ARCHEOLOGIA DELLA COSCIENZA

"Archeologia della coscienza" non è un termine consolidato accademicamente, ma non troviamo al momento nulla di meglio per segnalare quanto J. Jaynes ha, forse inconsapevolmente, inaugurato. Egli infatti, "scavando" non tanto nel terreno quanto negli "archeotesti" prodotti dalla mente umana, indaga per ricercare l’origine dell’io cosciente quale funzione superiore della psiche.

Nella storia umana intorno al 3000 a.C. emerse una pratica curiosa e notevole. Si tratta di una trasmutazione del linguaggio parlato in piccoli segni su pietra o argilla, cosicchè la parola da allora potè essere non più solo udita ma anche vista. Tra questi segni si celano le vestigia di una forma mentale diversa dalla nostra e i sintomi della nascita di quell'esperienza soggettiva che chiamiamo "io cosciente".
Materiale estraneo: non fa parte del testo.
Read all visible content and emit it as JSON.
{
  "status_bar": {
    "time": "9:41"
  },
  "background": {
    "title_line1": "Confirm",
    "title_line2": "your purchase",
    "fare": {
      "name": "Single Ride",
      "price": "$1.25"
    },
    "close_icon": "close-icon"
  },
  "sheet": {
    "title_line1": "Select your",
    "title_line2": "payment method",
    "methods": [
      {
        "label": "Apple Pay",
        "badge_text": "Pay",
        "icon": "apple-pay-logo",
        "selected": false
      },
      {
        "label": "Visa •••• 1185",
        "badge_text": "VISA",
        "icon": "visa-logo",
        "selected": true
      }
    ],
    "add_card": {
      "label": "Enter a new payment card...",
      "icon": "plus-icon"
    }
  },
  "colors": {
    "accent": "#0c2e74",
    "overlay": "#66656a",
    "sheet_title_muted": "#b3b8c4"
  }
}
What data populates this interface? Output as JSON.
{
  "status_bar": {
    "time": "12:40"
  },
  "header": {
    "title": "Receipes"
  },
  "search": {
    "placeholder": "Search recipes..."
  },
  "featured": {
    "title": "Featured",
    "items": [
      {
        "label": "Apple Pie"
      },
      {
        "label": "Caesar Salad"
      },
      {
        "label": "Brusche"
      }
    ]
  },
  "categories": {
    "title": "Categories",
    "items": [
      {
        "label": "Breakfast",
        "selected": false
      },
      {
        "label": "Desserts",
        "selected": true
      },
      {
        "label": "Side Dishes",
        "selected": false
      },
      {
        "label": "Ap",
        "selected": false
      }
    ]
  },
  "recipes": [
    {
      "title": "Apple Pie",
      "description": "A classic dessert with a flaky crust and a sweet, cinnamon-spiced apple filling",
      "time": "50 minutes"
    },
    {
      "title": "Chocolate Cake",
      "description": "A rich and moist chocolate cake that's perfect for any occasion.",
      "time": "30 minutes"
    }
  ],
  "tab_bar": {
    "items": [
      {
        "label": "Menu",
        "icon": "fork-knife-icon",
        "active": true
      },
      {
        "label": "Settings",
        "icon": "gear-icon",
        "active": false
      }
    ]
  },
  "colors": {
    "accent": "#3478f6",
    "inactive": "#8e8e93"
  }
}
La domanda che Jaynes si pone è: qual è la forma mentale che viene svelata dagli scritti più antichi dell’umanità.
Interessanti, a tale proposito, ci sembrano le sue riflessioni sull’Iliade considerato come il primo testo scritto in una lingua che sappiamo tradurre con sufficiente sicurezza.
Questa storia di vendetta intrisa di sangue, sudore e lacrime (sviluppatasi da una tradizione orale di bardi o "aoidoi" o aedi fra il 1230 a.C. e il 900 a.C. data nella quale il poema fu messo per iscritto) porta ad alcune sconcertanti (ed interessanti) conclusioni: nell’Iliade in generale non esiste ciò che comunemente definiamo "io cosciente" nè compaiono termini per designare la coscienza o atti mentali.
Le parole presenti nell’Iliade: "psyche", "thumos", "phrenes", "nous", ecc. che in seguito vennero a designare "cose mentali", hanno significati diversi e tutti più concreti.
La parola "psyche", per esempio, che in seguito passò a significare "anima" o "mente cosciente", designa nella maggior parte dei casi sostanze vitali come il sangue o il respiro: un guerriero morente stilla la sua "psyche" al suolo o la esala nel suo ultimo ansito.
Il "thumos", invece, che passerà in seguito a significare qualcosa di simile all’anima emozionale, designa qui sempre e semplicemente il movimento o l’agitazione (da cui "tumulto"). A volte è inteso come funzione responsabile di tale energia: Apollo ascolta la preghiera di Glauco e infonde vigore nel suo thumos. Il thumos abbandona le membra di Patroclo morente. Un oceano infuriato ha thumos.
La parola "phrenes", che in seguito designerà la "mente" o il "cuore" in senso figurato è qui usata per indicare qualcosa che assomiglia ad un organo o sensazione localizzati vicino al diaframma: sono le "phrenes" di Ettore a riconoscere che suo fratello non è vicino a lui.
La parola "nous" in seguito designerà l’intelligenza, ma qui, fedelmente alla sua etimologia (deriva dal verbo "no eo" ossia "io vedo") , ha sempre significato di "percezione", "riconoscimento", "campo visivo": Zeus tiene Odisseo nel suo "noos". Egli, cioè, vigila su di lui.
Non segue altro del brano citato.